When Do You Need Surgery for Diverticulitis?

Diverticulitis is a common digestive condition that occurs when small, bulging pouches (diverticula) in the lining of the colon become inflamed or infected. While many people develop these pouches (diverticulosis), only a minority experience the pain and symptoms of diverticulitis. Most acute episodes are managed non-surgically, allowing inflammation to subside with conservative measures. Surgery is typically reserved for severe, life-threatening complications or for chronic disease that significantly diminishes a person’s quality of life.

Initial Management of Acute Diverticulitis

When a patient experiences an acute, uncomplicated flare-up, initial treatment focuses on resting the colon and controlling symptoms. For mild cases, this often involves outpatient management with a temporary clear liquid diet and oral pain medication. The diet is gradually advanced back to solid foods as symptoms improve, typically within a few days.

Current clinical practice for uncomplicated cases in healthy individuals often avoids the routine use of antibiotics, as they may not provide additional benefit. However, patients who are immunocompromised, have severe symptoms, or exhibit specific abnormalities on imaging are usually treated with antibiotics. This often requires a short hospital stay for intravenous fluids and close monitoring.

Critical Conditions Requiring Emergency Surgery

Immediate surgical intervention is necessary when the infection progresses to a life-threatening complication requiring urgent source control. The most common emergency indication is perforation, where the infected diverticulum bursts, releasing intestinal contents into the abdominal cavity. If this leads to widespread contamination and inflammation (peritonitis), surgery is required without delay to wash out the abdomen and remove the source of infection.

Another severe complication necessitating emergency surgery is uncontrolled septic shock, which occurs when the body’s response to the infection overwhelms its ability to maintain normal organ function. This widespread infection is often resistant to initial intravenous antibiotic treatment and fluid resuscitation, signaling a failure of non-operative care. Similarly, a large abscess (greater than four to five centimeters) may require operative drainage if it is inaccessible or fails to resolve with percutaneous drainage.

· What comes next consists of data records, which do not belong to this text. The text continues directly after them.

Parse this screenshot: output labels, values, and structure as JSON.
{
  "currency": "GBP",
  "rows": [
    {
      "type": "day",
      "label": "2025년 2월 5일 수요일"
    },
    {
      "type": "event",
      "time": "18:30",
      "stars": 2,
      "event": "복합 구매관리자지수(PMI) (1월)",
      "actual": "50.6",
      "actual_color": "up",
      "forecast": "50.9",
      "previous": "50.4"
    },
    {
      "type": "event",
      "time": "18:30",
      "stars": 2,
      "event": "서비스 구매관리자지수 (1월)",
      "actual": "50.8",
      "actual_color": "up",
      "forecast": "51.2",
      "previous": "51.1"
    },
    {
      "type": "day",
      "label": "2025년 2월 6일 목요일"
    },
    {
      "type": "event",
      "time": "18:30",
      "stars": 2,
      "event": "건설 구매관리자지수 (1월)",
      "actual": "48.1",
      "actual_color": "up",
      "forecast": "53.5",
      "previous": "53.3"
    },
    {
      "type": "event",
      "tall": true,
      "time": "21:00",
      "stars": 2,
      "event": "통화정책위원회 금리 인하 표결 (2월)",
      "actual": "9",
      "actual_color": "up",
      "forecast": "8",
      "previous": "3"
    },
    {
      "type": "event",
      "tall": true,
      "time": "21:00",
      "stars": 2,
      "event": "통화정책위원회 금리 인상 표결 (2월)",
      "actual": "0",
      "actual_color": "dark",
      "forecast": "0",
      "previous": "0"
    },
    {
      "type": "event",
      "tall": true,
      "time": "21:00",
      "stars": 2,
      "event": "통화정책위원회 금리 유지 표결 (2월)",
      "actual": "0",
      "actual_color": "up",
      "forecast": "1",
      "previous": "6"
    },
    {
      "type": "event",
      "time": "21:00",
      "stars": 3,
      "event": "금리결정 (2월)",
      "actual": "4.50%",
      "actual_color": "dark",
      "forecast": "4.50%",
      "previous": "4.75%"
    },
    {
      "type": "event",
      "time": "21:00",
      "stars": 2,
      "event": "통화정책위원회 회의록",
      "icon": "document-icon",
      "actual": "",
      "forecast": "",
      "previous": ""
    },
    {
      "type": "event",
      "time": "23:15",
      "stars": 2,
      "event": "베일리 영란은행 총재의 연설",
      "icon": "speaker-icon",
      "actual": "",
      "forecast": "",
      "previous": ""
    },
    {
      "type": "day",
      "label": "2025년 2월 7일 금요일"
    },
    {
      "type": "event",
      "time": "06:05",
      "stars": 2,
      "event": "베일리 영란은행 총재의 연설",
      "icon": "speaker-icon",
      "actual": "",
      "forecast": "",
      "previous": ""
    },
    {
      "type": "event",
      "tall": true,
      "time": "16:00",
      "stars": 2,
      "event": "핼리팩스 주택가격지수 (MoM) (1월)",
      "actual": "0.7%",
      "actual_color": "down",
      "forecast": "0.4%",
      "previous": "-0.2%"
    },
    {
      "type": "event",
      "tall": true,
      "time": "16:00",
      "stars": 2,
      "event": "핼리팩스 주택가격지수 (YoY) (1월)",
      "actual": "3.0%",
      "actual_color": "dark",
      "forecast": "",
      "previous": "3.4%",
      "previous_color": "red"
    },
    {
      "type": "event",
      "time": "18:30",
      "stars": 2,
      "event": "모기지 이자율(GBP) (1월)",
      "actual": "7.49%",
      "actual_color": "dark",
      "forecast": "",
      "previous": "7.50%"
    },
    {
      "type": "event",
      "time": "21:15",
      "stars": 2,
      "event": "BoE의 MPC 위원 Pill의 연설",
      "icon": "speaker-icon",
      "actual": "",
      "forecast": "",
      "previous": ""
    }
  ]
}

Intractable bowel obstruction is a further indication, occurring when inflammation or scar tissue completely blocks the passage of waste through the colon. Severe, persistent bleeding from the diverticula that cannot be stopped through endoscopic or radiological procedures can also necessitate immediate surgery to remove the hemorrhaging segment. In all emergent scenarios, the goal of surgery is to stabilize the patient by removing the diseased tissue and controlling the contamination immediately.

Criteria for Planned (Elective) Surgery

For patients who recover from an acute episode but continue to struggle with diverticulitis, elective surgery may be recommended to prevent future complications and improve daily life. Historically, elective resection followed two or more documented episodes, though this guideline is now individualized based on the patient’s overall health and symptoms. Younger patients (especially those under 50) or those with compromised immune systems may be considered for surgery after only a single severe episode due to their increased risk of recurrence.

Elective surgery is also indicated to resolve chronic structural complications. This includes the formation of a fistula, an abnormal channel connecting the colon to an adjacent organ, often the bladder, causing recurrent urinary tract infections. Another complication is a stricture, a narrowing of the colon caused by repeated inflammation and scarring, which can lead to partial bowel obstruction and chronic symptoms.

Surgery is sometimes performed when a chronic inflammatory mass is present and physicians cannot definitively rule out colon cancer, even after colonoscopy and imaging. Removing the segment of the colon serves as both treatment for diverticulitis and a necessary step for definitive diagnosis. The procedure is typically scheduled several weeks after the inflammation has subsided to reduce surgical risks.

Surgical Options for Diverticulitis

The standard operation for diverticulitis is a segmental colectomy, often called a sigmoid colectomy, where the diseased part of the large intestine is removed. This procedure can be performed using traditional open surgery or minimally invasive laparoscopic techniques. The surgeon removes the scarred and inflamed section of the colon, ensuring healthy margins of the bowel remain.

Once the diseased segment is removed, the remaining healthy ends of the colon must be managed. In an elective setting or less severe emergency cases, the two ends are typically reconnected immediately via primary anastomosis. This restores intestinal continuity, meaning the patient avoids the need for a temporary stoma.

In emergency situations involving high infection or severe contamination, the surgeon may perform a Hartmann’s procedure. This involves removing the diseased segment, closing the distal end (rectum), and diverting the proximal end of the colon through an opening in the abdominal wall, creating a temporary ostomy (stoma). This temporary diversion allows inflamed tissues to heal before a second surgery is performed months later to reverse the ostomy and reconnect the bowel.